С чубчиком цвета этой самой букаши? Лекции ещё читал, которые никто не слышал, да? И за них получил сумасшедшие гонорарии?
— Я не буду отвечать на эти вопросы, господин Лопухин. Это конфиденциальная информация.
— И не надо. Он-он, лектор общества «Знание-сила», — усмехнулся я. Больше некому. Такого продувного малого во всей Вселенной днем с огнем не сыщешь.
— А он нас вполне устраивает, — громыхнул велеречивый голос. — И хватит диспутировать, олух царя небесного.
— Эй там, наверху!

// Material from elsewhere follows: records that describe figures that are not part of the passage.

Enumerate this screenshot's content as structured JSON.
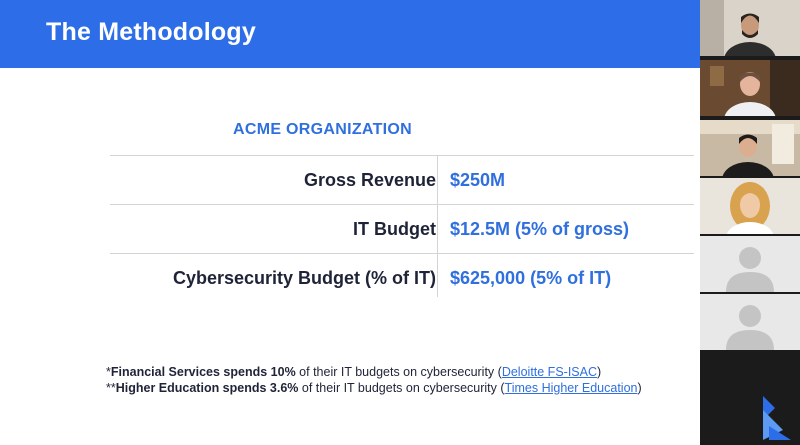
{
  "slide": {
    "title": "The Methodology",
    "org_title": "ACME ORGANIZATION",
    "rows": [
      {
        "label": "Gross Revenue",
        "value": "$250M"
      },
      {
        "label": "IT Budget",
        "value": "$12.5M (5% of gross)"
      },
      {
        "label": "Cybersecurity Budget (% of IT)",
        "value": "$625,000 (5% of IT)"
      }
    ],
    "footnotes": [
      {
        "prefix": "*",
        "bold": "Financial Services spends 10%",
        "text": " of their IT budgets on cybersecurity (",
        "link": "Deloitte FS-ISAC",
        "suffix": ")"
      },
      {
        "prefix": "**",
        "bold": "Higher Education spends 3.6%",
        "text": " of their IT budgets on cybersecurity (",
        "link": "Times Higher Education",
        "suffix": ")"
      }
    ]
  },
  "participants": [
    {
      "type": "video",
      "skin": "#c79a7c",
      "hair": "#2a2320",
      "shirt": "#2d2d2d",
      "bg": "#d9d3c9"
    },
    {
      "type": "video",
      "skin": "#e4b49c",
      "hair": "#6b5040",
      "shirt": "#eef0f4",
      "bg": "#6a4a30"
    },
    {
      "type": "video",
      "skin": "#dcae90",
      "hair": "#1f1b19",
      "shirt": "#1c1c1c",
      "bg": "#c8b9a4"
    },
    {
      "type": "video",
      "skin": "#f0c9a6",
      "hair": "#d8a24e",
      "shirt": "#ffffff",
      "bg": "#e9e4dc"
    },
    {
      "type": "avatar"
    },
    {
      "type": "avatar"
    }
  ],
  "colors": {
    "header": "#2d6ee8",
    "accent": "#2f6fde",
    "text": "#1f2337"
  }
}
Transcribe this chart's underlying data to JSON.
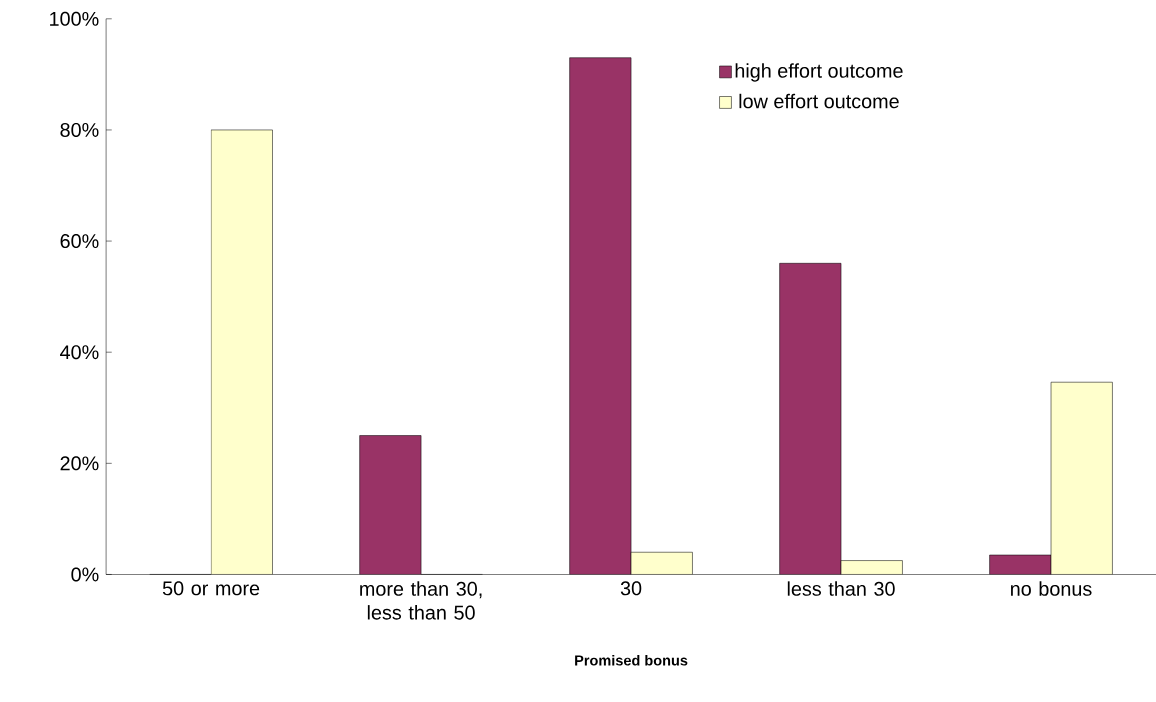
{
  "chart_data": {
    "type": "bar",
    "xlabel": "Promised bonus",
    "categories": [
      "50 or more",
      "more than 30, less than 50",
      "30",
      "less than 30",
      "no bonus"
    ],
    "series": [
      {
        "name": "high effort outcome",
        "color": "#993366",
        "values": [
          0,
          25,
          93,
          56,
          3.5
        ]
      },
      {
        "name": "low effort outcome",
        "color": "#ffffcc",
        "values": [
          80,
          0,
          4,
          2.5,
          34.6
        ]
      }
    ],
    "ylim": [
      0,
      100
    ],
    "yticks": [
      {
        "value": 0,
        "label": "0%"
      },
      {
        "value": 20,
        "label": "20%"
      },
      {
        "value": 40,
        "label": "40%"
      },
      {
        "value": 60,
        "label": "60%"
      },
      {
        "value": 80,
        "label": "80%"
      },
      {
        "value": 100,
        "label": "100%"
      }
    ],
    "grid": false,
    "legend": "top right"
  }
}
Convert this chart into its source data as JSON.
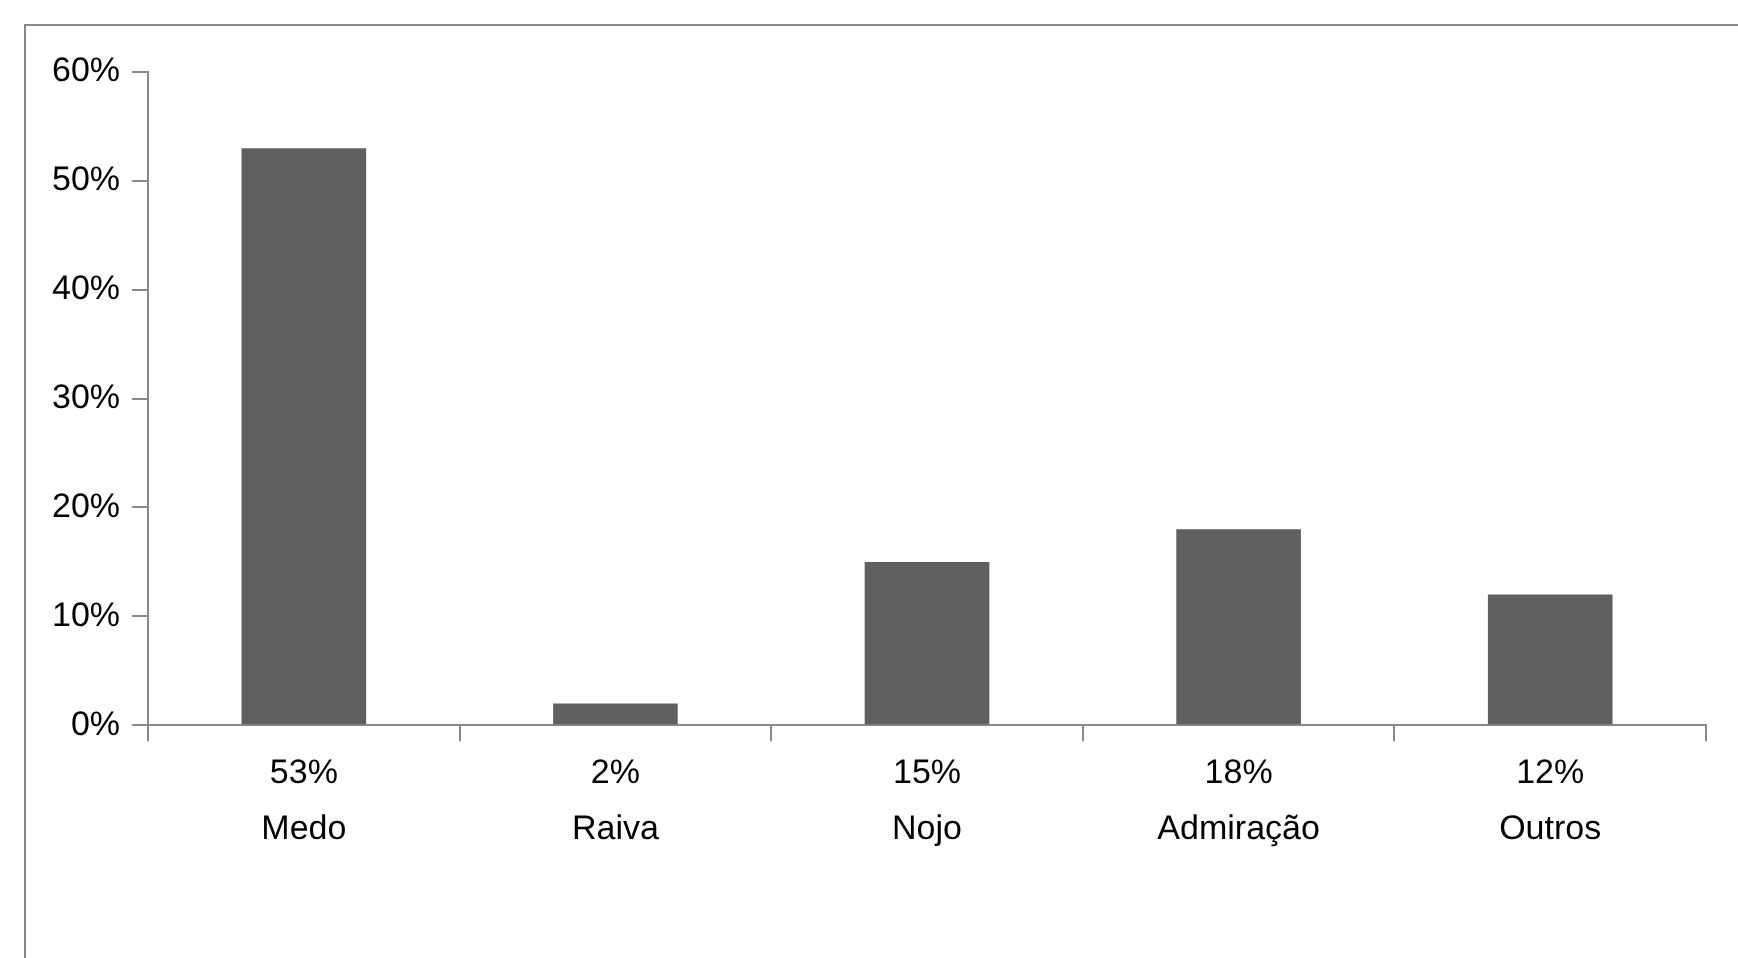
{
  "chart_data": {
    "type": "bar",
    "categories": [
      "Medo",
      "Raiva",
      "Nojo",
      "Admiração",
      "Outros"
    ],
    "values": [
      53,
      2,
      15,
      18,
      12
    ],
    "color": "#606060",
    "value_labels": [
      "53%",
      "2%",
      "15%",
      "18%",
      "12%"
    ],
    "ylim": [
      0,
      60
    ],
    "yticks": [
      {
        "value": 0,
        "label": "0%"
      },
      {
        "value": 10,
        "label": "10%"
      },
      {
        "value": 20,
        "label": "20%"
      },
      {
        "value": 30,
        "label": "30%"
      },
      {
        "value": 40,
        "label": "40%"
      },
      {
        "value": 50,
        "label": "50%"
      },
      {
        "value": 60,
        "label": "60%"
      }
    ],
    "grid": false,
    "legend": false
  }
}
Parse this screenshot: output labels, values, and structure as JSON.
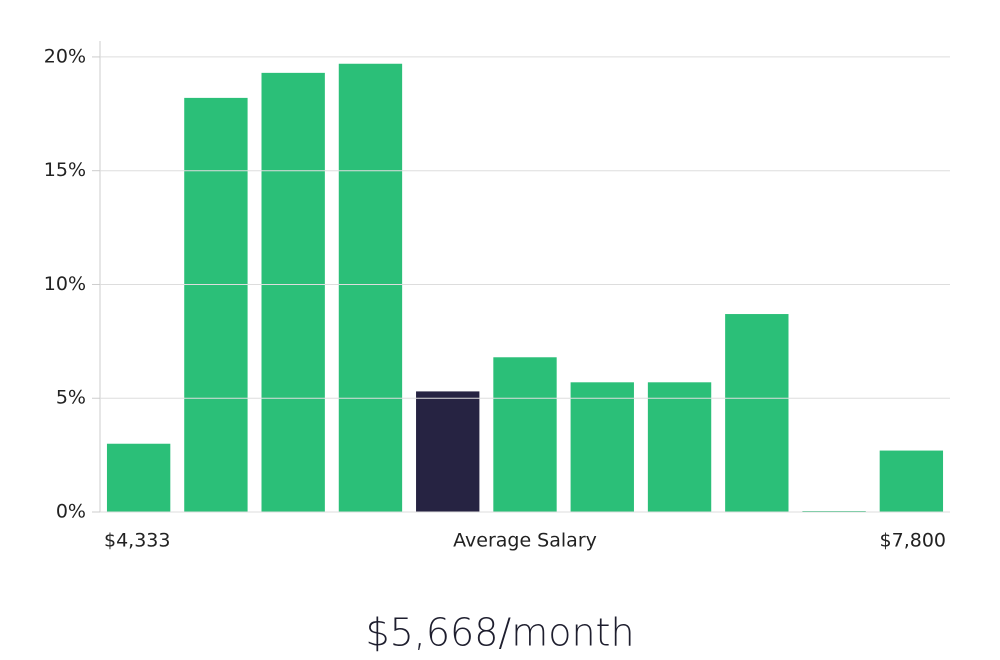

Прикрой пасть, а то я за себя не отвечаю, — взревел я. — Мне терять нечего, выпущу вам кишечки, если они, конечно, имеются.
— Ёхан Палыч, ты сошел с ума, — зашипел Ося Трахберг. — Они из тебя душу…
— Хер им, а не душа моя! — снова заметался по кабинету. — Зачем им моя душа? Зачем? — И остановился от прозрения. — Ааа, понял? Собираете наши души, чтобы Лектору было проще прийти к власти. Лихо-лихо, господа!.. Ха-ха, — и засмеялся легко и свободно. — Не страшен черт, а его малютка, господа. Малютку мы задавим в зародыше, это я вам обещаю и гарантирую.
— Я всегда говорил, что он слишком смышленый, этот папарацци, — с ненавистью проскрипел старческий голос, мне знакомый.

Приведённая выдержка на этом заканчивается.